Jonathan Gendreau: miser sur son ADN

Jonathan Geandreau est arrivé chez BMR au printemps 2017 avec la mission d'accompagner la plus grande chaîne de quincailleries du Québec dans son virage numérique. Comment faire émerger un nouveau modèle omnicanal? La réponse tient selon lui en trois mots: local, digital et humain. 

Quelle était votre priorité en arrivant en poste?

C’était d’abord de comprendre le modèle d’affaires, qui diffère de ceux des entreprises où j’ai travaillé auparavant. BMR, qui appartient à la coopérative La coop fédérée, regroupe des marchands indépendants.

C’est d’ailleurs ce qui m’a attiré. Pour moi, c’est plus qu’un travail. Je me sens en mission. On a des magasins dans 260 municipalités à travers le Québec. On est en région, dans les quartiers. Ça compte, dans une petite ville, 20, 30 ou 40 emplois. J’ai l’impression qu’on fait quelque chose de noble pour les communautés.
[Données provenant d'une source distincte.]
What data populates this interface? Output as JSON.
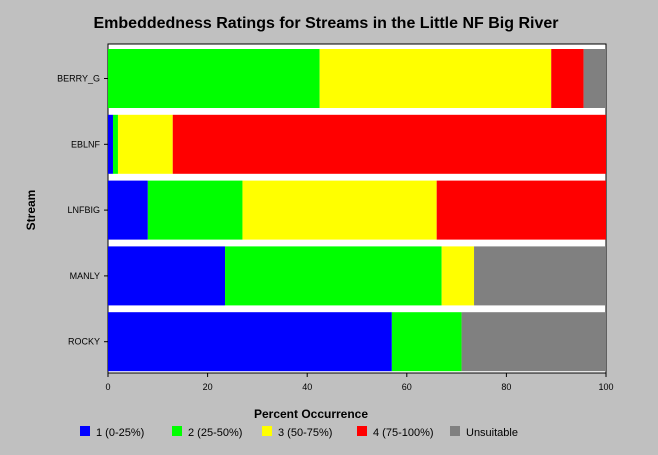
{
  "chart_data": {
    "type": "bar",
    "orientation": "horizontal",
    "stacked": true,
    "title": "Embeddedness Ratings for Streams in the Little NF Big River",
    "xlabel": "Percent Occurrence",
    "ylabel": "Stream",
    "xlim": [
      0,
      100
    ],
    "xticks": [
      "0",
      "20",
      "40",
      "60",
      "80",
      "100"
    ],
    "categories": [
      "BERRY_G",
      "EBLNF",
      "LNFBIG",
      "MANLY",
      "ROCKY"
    ],
    "grid": false,
    "legend_position": "bottom",
    "series": [
      {
        "name": "1   (0-25%)",
        "color": "#0000ff",
        "values": [
          0,
          1,
          8,
          23.5,
          57
        ]
      },
      {
        "name": "2  (25-50%)",
        "color": "#00ff00",
        "values": [
          42.5,
          1,
          19,
          43.5,
          14
        ]
      },
      {
        "name": "3  (50-75%)",
        "color": "#ffff00",
        "values": [
          46.5,
          11,
          39,
          6.5,
          0
        ]
      },
      {
        "name": "4 (75-100%)",
        "color": "#ff0000",
        "values": [
          6.5,
          87,
          34,
          0,
          0
        ]
      },
      {
        "name": "Unsuitable",
        "color": "#808080",
        "values": [
          4.5,
          0,
          0,
          26.5,
          29
        ]
      }
    ]
  }
}
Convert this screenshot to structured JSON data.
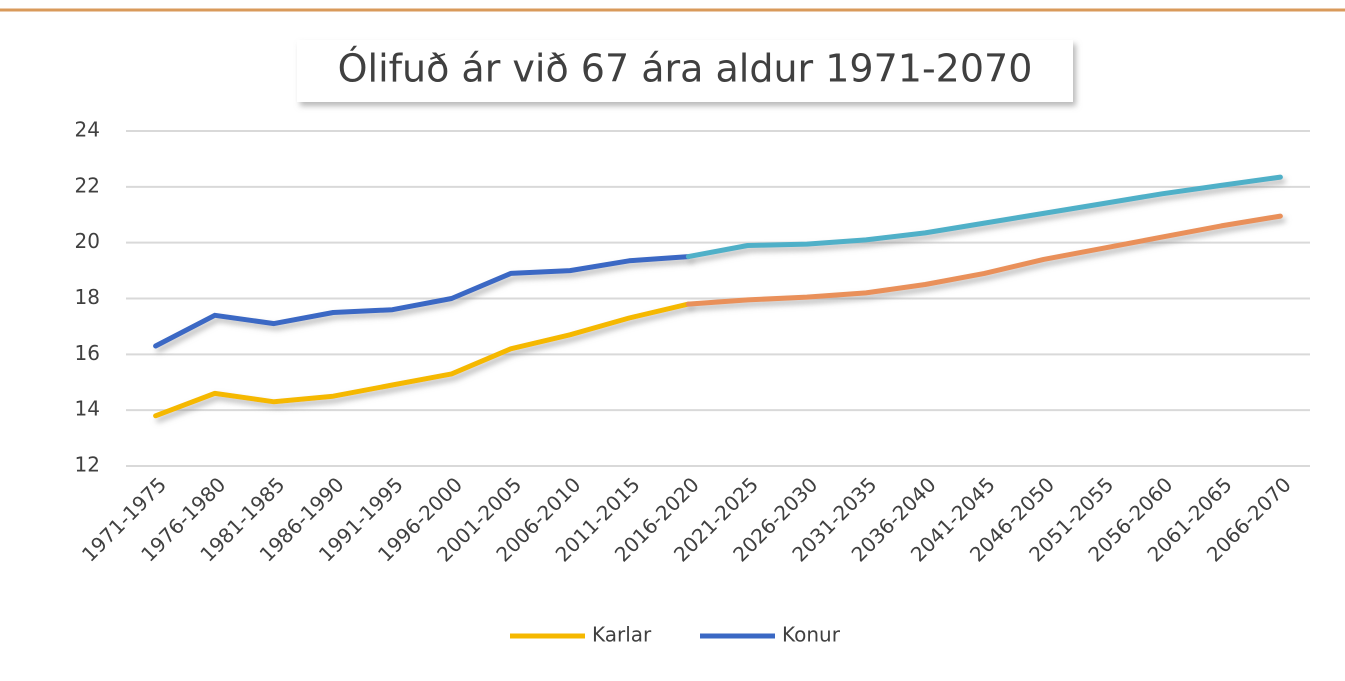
{
  "chart_data": {
    "type": "line",
    "title": "Ólifuð ár við 67 ára aldur 1971-2070",
    "categories": [
      "1971-1975",
      "1976-1980",
      "1981-1985",
      "1986-1990",
      "1991-1995",
      "1996-2000",
      "2001-2005",
      "2006-2010",
      "2011-2015",
      "2016-2020",
      "2021-2025",
      "2026-2030",
      "2031-2035",
      "2036-2040",
      "2041-2045",
      "2046-2050",
      "2051-2055",
      "2056-2060",
      "2061-2065",
      "2066-2070"
    ],
    "series": [
      {
        "name": "Karlar",
        "color": "#f5b800",
        "projected_color": "#e9905a",
        "values": [
          13.8,
          14.6,
          14.3,
          14.5,
          14.9,
          15.3,
          16.2,
          16.7,
          17.3,
          17.8,
          17.95,
          18.05,
          18.2,
          18.5,
          18.9,
          19.4,
          19.8,
          20.2,
          20.6,
          20.95
        ]
      },
      {
        "name": "Konur",
        "color": "#3a68c4",
        "projected_color": "#4fb0c8",
        "values": [
          16.3,
          17.4,
          17.1,
          17.5,
          17.6,
          18.0,
          18.9,
          19.0,
          19.35,
          19.5,
          19.9,
          19.95,
          20.1,
          20.35,
          20.7,
          21.05,
          21.4,
          21.75,
          22.05,
          22.35
        ]
      }
    ],
    "projected_from_index": 9,
    "ylim": [
      12,
      24
    ],
    "yticks": [
      12,
      14,
      16,
      18,
      20,
      22,
      24
    ],
    "grid": true,
    "legend": "bottom"
  }
}
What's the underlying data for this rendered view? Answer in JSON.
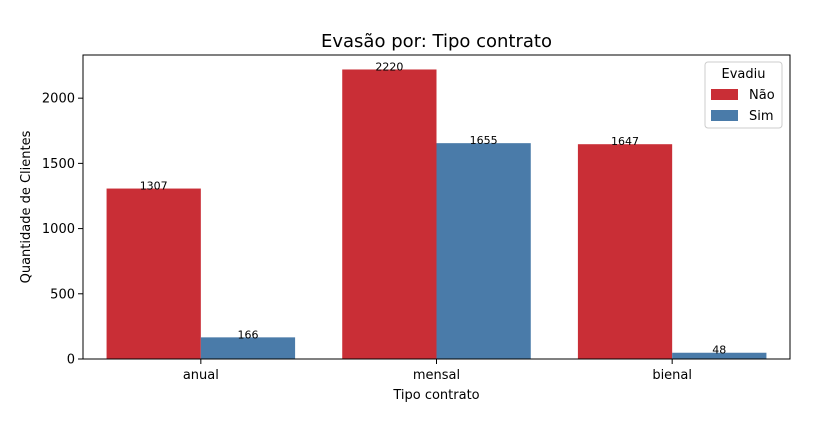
{
  "chart_data": {
    "type": "bar",
    "title": "Evasão por: Tipo contrato",
    "xlabel": "Tipo contrato",
    "ylabel": "Quantidade de Clientes",
    "categories": [
      "anual",
      "mensal",
      "bienal"
    ],
    "series": [
      {
        "name": "Não",
        "color": "#c92e36",
        "values": [
          1307,
          2220,
          1647
        ]
      },
      {
        "name": "Sim",
        "color": "#4a7ba9",
        "values": [
          166,
          1655,
          48
        ]
      }
    ],
    "ylim": [
      0,
      2331
    ],
    "yticks": [
      0,
      500,
      1000,
      1500,
      2000
    ],
    "legend": {
      "title": "Evadiu",
      "placement": "top-right"
    },
    "grid": false
  }
}
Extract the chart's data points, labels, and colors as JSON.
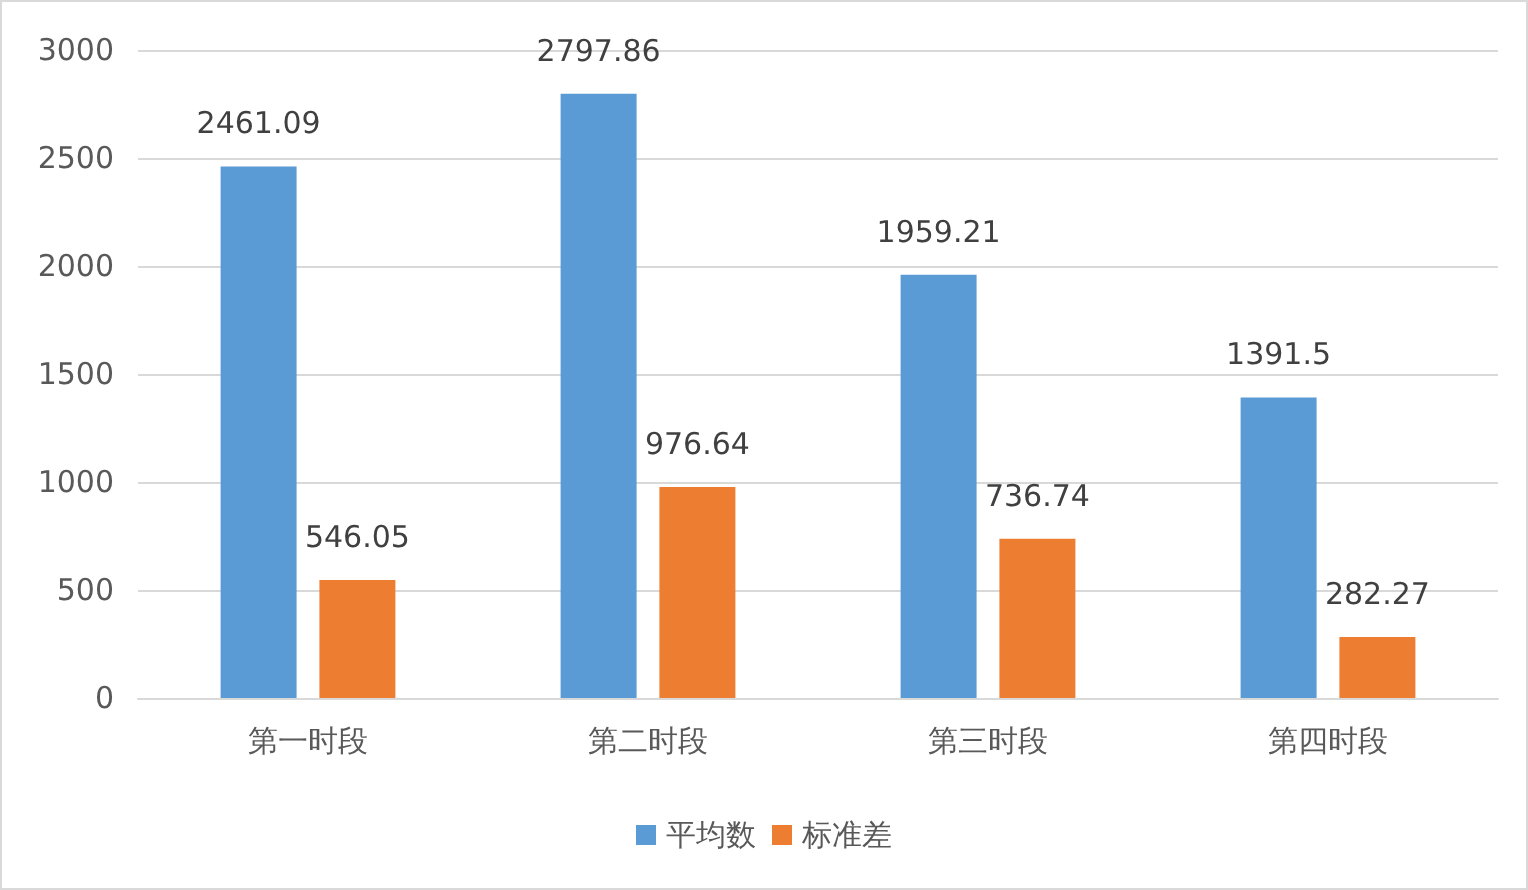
{
  "chart_data": {
    "type": "bar",
    "categories": [
      "第一时段",
      "第二时段",
      "第三时段",
      "第四时段"
    ],
    "series": [
      {
        "name": "平均数",
        "color": "#5b9bd5",
        "values": [
          2461.09,
          2797.86,
          1959.21,
          1391.5
        ]
      },
      {
        "name": "标准差",
        "color": "#ed7d31",
        "values": [
          546.05,
          976.64,
          736.74,
          282.27
        ]
      }
    ],
    "ylim": [
      0,
      3000
    ],
    "yticks": [
      0,
      500,
      1000,
      1500,
      2000,
      2500,
      3000
    ],
    "grid": "y",
    "legend": "bottom",
    "data_labels": true
  }
}
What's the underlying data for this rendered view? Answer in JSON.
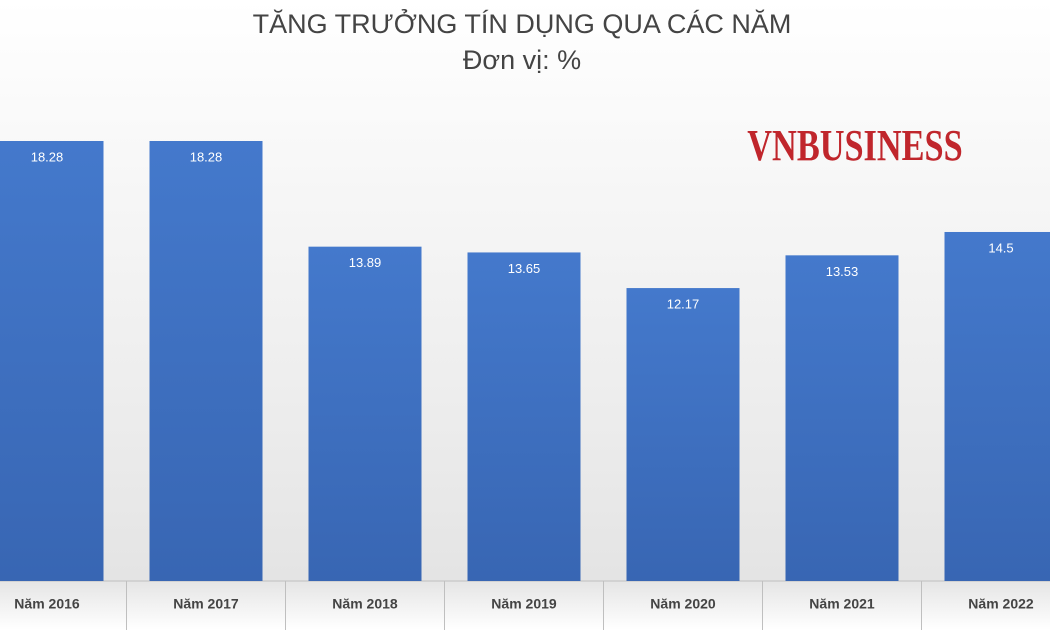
{
  "chart_data": {
    "type": "bar",
    "title": "TĂNG TRƯỞNG TÍN DỤNG QUA CÁC NĂM",
    "subtitle": "Đơn vị: %",
    "watermark": "VNBUSINESS",
    "categories": [
      "Năm 2016",
      "Năm 2017",
      "Năm 2018",
      "Năm 2019",
      "Năm 2020",
      "Năm 2021",
      "Năm 2022"
    ],
    "values": [
      18.28,
      18.28,
      13.89,
      13.65,
      12.17,
      13.53,
      14.5
    ],
    "color": "#3e73c6"
  }
}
Pour moi, mon mandat, c’est en grande partie de protéger les emplois des 8000 personnes qui travaillent dans nos quincailleries.

«Pour moi, c’est plus qu’un travail. Je me sens en mission.» 

Je devais ajouter une couche de numérique aux activités du groupe, mais dans le respect de l’essence de l’entreprise. Le partage de richesse plus équitable guide notre façon de travailler. Ainsi, les ventes en ligne sont partagées entre l’ensemble de nos marchands. Si un consommateur achète de Montréal, les retombées sont partout.

Quels sont les principaux défis liés à une transformation numérique?

BMR comptait déjà une petite équipe numérique avant mon arrivée, mais Pascal Houle, le chef de la direction, a pris la décision de créer le poste de vice-président marketing et stratégie numérique pour faciliter la transition. C’est une bonne idée quand l’entreprise accuse du retard : faire un virage numérique avec un coordonnateur, ou même un directeur, ce n’est pas facile. Ça doit s’opérer à haut niveau en comité exécutif. Il doit y avoir un porte étendard.

L’enjeu, ensuite, c’est d’attirer le talent. On a fait le pari de trouver les bonnes personnes et de construire autour d’elles. La pénurie de main d’œuvre a changé notre approche. Exit l’organigramme traditionnel, pourquoi remplir des cases avec des ressources qui n’existent pas? On voulait s’entourer d’une équipe de gestionnaires experte en numérique, qui chapeauterait, elle, des professionnels marketing plus traditionnels.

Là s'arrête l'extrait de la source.